Mais auparavant il faut le plumer !

Michael CAREY : Un poulet à frire

L'inspecteur George Bithell traque sans relâche les auteurs de loteries clandestines, entre autre Guido Cintio.

Pour arriver à ses fins, il s'adjoint les services de Lévy Itzik, un petit bookmaker, et espère obtenir de cet indicateur des éléments pour mettre fin à la carrière de Cintio. Lors d'une perquisition il prend sur le fait quelques membres de la bande de Cintio mais ceux-ci, dont Ravitz l'homme de main, sont rapidement libérés sous caution.

Bithell s'intéresse de près à la secrétaire-comptable de Cintio, la jeune Dulcie Hyde. D'après les renseignements fournis par Itzik, une partie de crap doit se dérouler dans un garage désaffecté. Bithell organise une rafle. Les joueurs dont Paddy Fleish dit Paddy le Porc, sont arrêtés. Cintio s'interpose, une arme à la main. Bithell n'a d'autre recours que de lui casser le poignet. Les journaux accusent le policier de brutalité tandis que Paddy le Porc soupçonne Cintio, ou l'un de ses hommes, d'avoir renseigné l'inspecteur.

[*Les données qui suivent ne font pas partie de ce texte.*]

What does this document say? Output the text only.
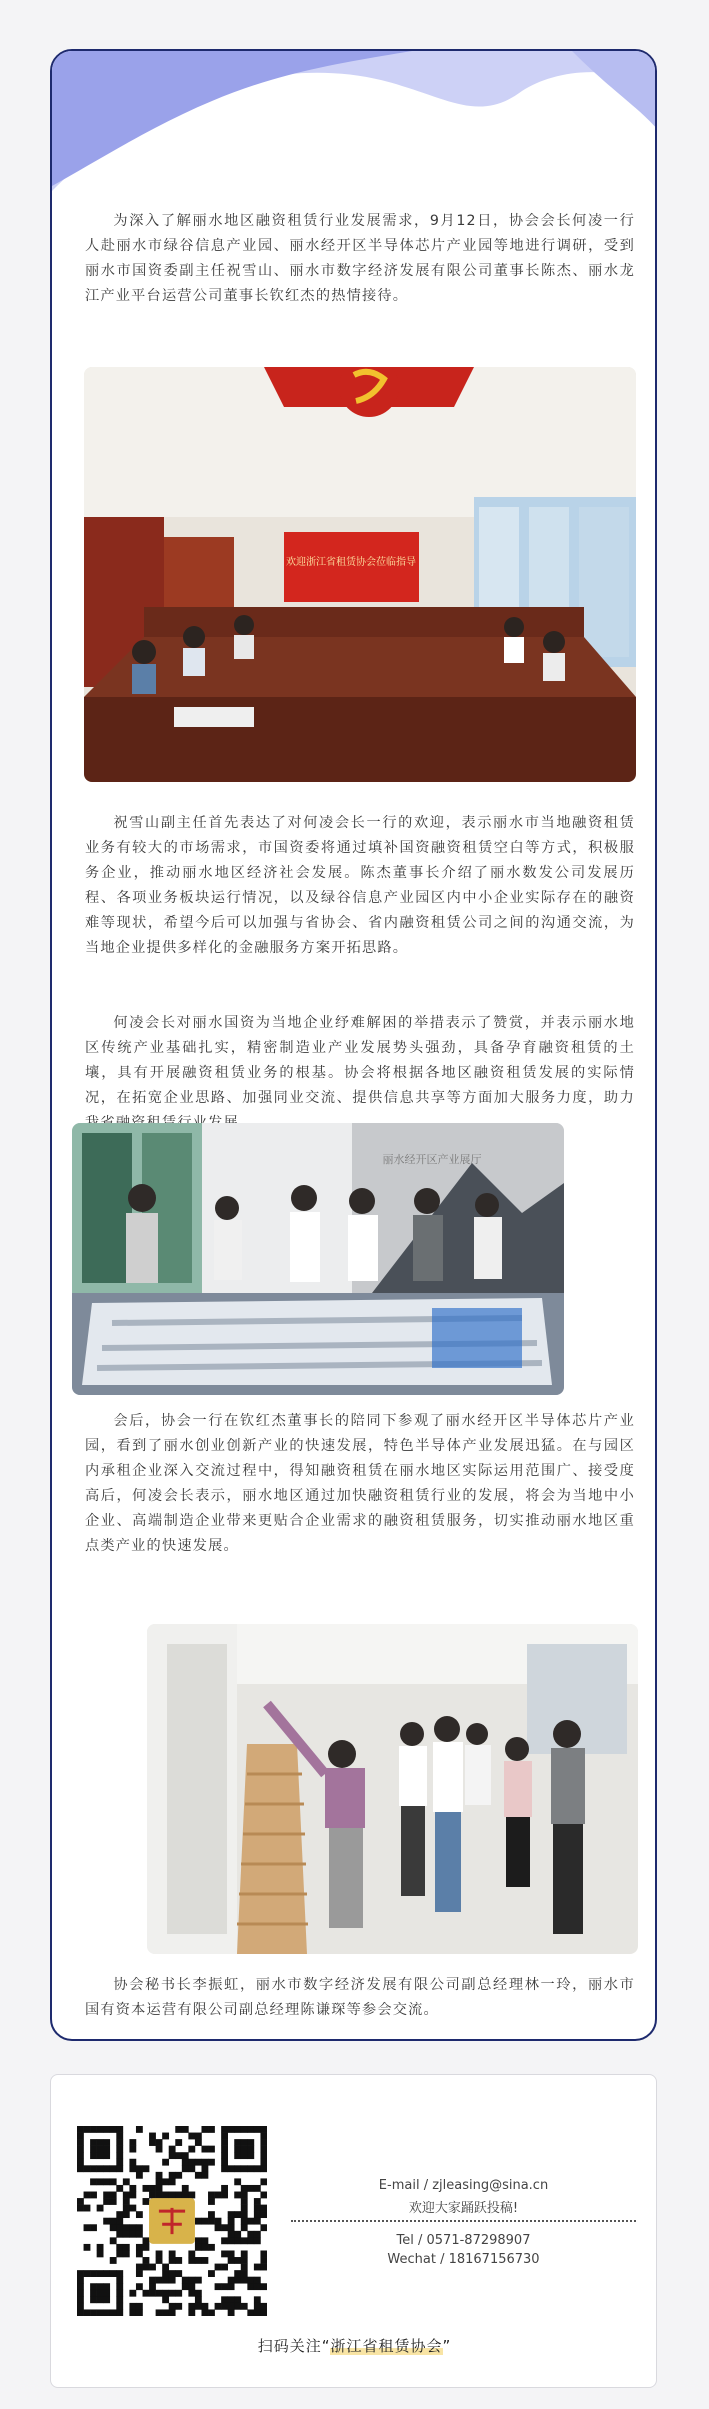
为深入了解丽水地区融资租赁行业发展需求，9月12日，协会会长何凌一行人赴丽水市绿谷信息产业园、丽水经开区半导体芯片产业园等地进行调研，受到丽水市国资委副主任祝雪山、丽水市数字经济发展有限公司董事长陈杰、丽水龙江产业平台运营公司董事长钦红杰的热情接待。

欢迎浙江省租赁协会莅临指导

祝雪山副主任首先表达了对何凌会长一行的欢迎，表示丽水市当地融资租赁业务有较大的市场需求，市国资委将通过填补国资融资租赁空白等方式，积极服务企业，推动丽水地区经济社会发展。陈杰董事长介绍了丽水数发公司发展历程、各项业务板块运行情况，以及绿谷信息产业园区内中小企业实际存在的融资难等现状，希望今后可以加强与省协会、省内融资租赁公司之间的沟通交流，为当地企业提供多样化的金融服务方案开拓思路。

何凌会长对丽水国资为当地企业纾难解困的举措表示了赞赏，并表示丽水地区传统产业基础扎实，精密制造业产业发展势头强劲，具备孕育融资租赁的土壤，具有开展融资租赁业务的根基。协会将根据各地区融资租赁发展的实际情况，在拓宽企业思路、加强同业交流、提供信息共享等方面加大服务力度，助力

丽水经开区产业展厅

会后，协会一行在钦红杰董事长的陪同下参观了丽水经开区半导体芯片产业园，看到了丽水创业创新产业的快速发展，特色半导体产业发展迅猛。在与园区内承租企业深入交流过程中，得知融资租赁在丽水地区实际运用范围广、接受度高后，何凌会长表示，丽水地区通过加快融资租赁行业的发展，将会为当地中小企业、高端制造企业带来更贴合企业需求的融资租赁服务，切实推动丽水地区重点类产业的快速发展。

协会秘书长李振虹，丽水市数字经济发展有限公司副总经理林一玲，丽水市国有资本运营有限公司副总经理陈谦琛等参会交流。

E-mail / zjleasing@sina.cn
欢迎大家踊跃投稿!
Tel / 0571-87298907
Wechat / 18167156730
扫码关注“浙江省租赁协会”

Dulcie qui n'est autre que la nièce de Cintio, demande à Bithell de l'aider. Elle aurait détourné de l'argent appartenant au truand et le policier bon prince l'emmène dans une maison qu'il possède hors de la ville. Elle cache l'argent sous le parquet puis Cintio lui suggère de rejoindre l'Italie en compagnie de Russo dit la Poussette.

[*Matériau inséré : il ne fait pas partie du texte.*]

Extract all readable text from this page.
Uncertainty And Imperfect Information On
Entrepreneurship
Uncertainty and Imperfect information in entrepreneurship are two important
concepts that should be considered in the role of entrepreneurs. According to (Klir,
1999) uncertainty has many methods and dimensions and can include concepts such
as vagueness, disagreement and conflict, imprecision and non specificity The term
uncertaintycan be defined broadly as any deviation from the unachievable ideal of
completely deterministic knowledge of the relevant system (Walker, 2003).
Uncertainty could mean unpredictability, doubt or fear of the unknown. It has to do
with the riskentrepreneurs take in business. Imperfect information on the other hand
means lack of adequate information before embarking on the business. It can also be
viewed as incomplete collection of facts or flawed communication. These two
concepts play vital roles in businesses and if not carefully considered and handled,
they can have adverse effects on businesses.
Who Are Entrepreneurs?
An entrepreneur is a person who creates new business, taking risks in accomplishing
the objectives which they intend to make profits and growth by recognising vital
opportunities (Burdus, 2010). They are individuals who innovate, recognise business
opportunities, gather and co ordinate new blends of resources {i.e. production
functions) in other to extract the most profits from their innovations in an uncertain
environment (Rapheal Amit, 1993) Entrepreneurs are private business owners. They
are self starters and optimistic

Bithell rencontre le sénateur Worth qui a fait acquitter Cintio vingt ans auparavant. Les démarches du policier gênent l'homme politique. Cintio obtient une entrevue avec le District-Attorney Symonds et accuse dans la presse Bithell de prévarication. Le sénateur Worth et Paddy le Porc engagent Slater afin de supprimer Cintio à la sortie d'un restaurant. Itzik, mis dans la confidence s'est arrangé pour que Bithell se trouve à proximité et l'inspecteur est soupçonné du meurtre.

Dulcie, contrairement à la lettre détenue par sa grand-mère, n'est pas en Europe. Ayant failli se faire violer par Russo, elle l'a piqué avec une épingle à chapeau le laissant pour mort. Bithell est inculpé d'homicide sur la personne de Cintio et il n'a guère confiance dans les méthodes de son avocat, Samuel Blau.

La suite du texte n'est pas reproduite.